Genç kadın ise sadece arkasından bakmıştı. Bu gece ona iyi gelmemişti. İçinde ne hissettiğini bilmeyen bir taraf vardı. Ama genç adamı kırdığı için üzülmüştü.  Yanındaki Yavuz konuşunca dikkatini ona verdi.

"Yaren çok yorgun gözüküyorsun istersen eve gidebiliriz."

"Çok iyi olur aslında gerçekten çok yorgunum."

"Tamam o zaman Bulut'a haber verip çıkalım."

Genç kadın ile Bulut'un olduğu yöne doğru ilerlemişlerdi. Bulut karşısında sarışın bir kadınla konuşuyordu. Kadın, vücut dili ile genç adamla ilgilendiğini gösteriyordu. Bulut ise sarışın kadının anlattığı şeyleri dinliyordu. Ama karşısındaki kadınla ilgilendiğini belli eden tek bir harekette bulunmuyordu. Yaren genç adamın bu tavırları ile rahatlamıştı ama düşününce neden rahatladığına anlam verememişti. Bulut onları görünce kadına bir şeyler söyleyip yanlarına gelmişti.

"Hayırdır dostum?"

"Bulut biz kaçalım Yaren çok yorgun dinlense iyi olacak."

"Tabi ki geldiğin için teşekkür ederim dostum."

"Ne demek dostum görüşürüz biz kaçtık." Yavuz son sözü söyleyip Yaren ile çıkışa doğru yürümüştü. Yaren geri de kalan genç adamın yaşadığı hayal kırıklığı asla bilemezdi. Tıpkı kendi içinde yaşadığı karmaşayı adlandıramadığı gibi. Genç adamın üzüldüğünü hissettiği anda kendisi de üzülmüştü. Belki de kimsenin kalbini kırmak istemediği içindi. Bilemiyordu ama düşünüp kafasını daha fazla karıştıramazdı.
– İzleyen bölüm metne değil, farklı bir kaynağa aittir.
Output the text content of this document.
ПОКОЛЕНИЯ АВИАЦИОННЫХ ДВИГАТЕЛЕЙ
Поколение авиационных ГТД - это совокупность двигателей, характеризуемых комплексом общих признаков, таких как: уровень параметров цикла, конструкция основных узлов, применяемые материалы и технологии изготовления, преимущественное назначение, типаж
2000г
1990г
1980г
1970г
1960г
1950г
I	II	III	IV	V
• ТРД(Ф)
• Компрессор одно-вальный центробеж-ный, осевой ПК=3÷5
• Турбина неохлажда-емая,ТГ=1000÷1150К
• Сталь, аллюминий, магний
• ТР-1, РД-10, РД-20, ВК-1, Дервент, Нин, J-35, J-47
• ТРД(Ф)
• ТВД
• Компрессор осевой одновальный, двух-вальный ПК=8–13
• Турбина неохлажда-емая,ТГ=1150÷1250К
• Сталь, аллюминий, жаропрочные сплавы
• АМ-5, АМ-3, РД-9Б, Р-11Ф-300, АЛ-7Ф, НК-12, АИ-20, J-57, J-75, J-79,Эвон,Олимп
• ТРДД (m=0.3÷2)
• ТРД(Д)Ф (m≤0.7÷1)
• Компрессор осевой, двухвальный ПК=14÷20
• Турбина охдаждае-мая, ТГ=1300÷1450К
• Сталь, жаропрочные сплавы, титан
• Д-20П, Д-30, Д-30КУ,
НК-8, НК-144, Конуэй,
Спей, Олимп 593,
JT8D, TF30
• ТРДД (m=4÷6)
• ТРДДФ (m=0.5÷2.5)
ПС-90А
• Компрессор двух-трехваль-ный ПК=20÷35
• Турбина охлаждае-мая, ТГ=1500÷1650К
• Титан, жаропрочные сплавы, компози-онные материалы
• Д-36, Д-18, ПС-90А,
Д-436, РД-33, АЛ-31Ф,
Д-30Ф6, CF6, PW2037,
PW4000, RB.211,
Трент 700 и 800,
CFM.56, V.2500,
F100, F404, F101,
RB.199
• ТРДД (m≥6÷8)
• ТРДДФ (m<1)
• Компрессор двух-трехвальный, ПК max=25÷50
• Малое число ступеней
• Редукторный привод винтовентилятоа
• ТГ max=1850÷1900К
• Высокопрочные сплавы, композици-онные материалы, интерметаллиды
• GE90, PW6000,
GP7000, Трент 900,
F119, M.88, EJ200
Yavuz onu evine bıraktığında ne olursa olsun huzur bulduğu evinde derin bir nefes almıştı. Odaya gördüğünde annesinin uyuduğunu görmüştü. Açılan üstünü örtmüş ve kısa bir süre annesini izlemişti. Daha sonra üzerini çıkarıp tek kişilik yatağına uzanmıştı. Yorucu bir günü daha bitirmişti. Yitip giden ömründen bir gün onu üzmüyordu. Hayatında istediği tek şey huzurdu.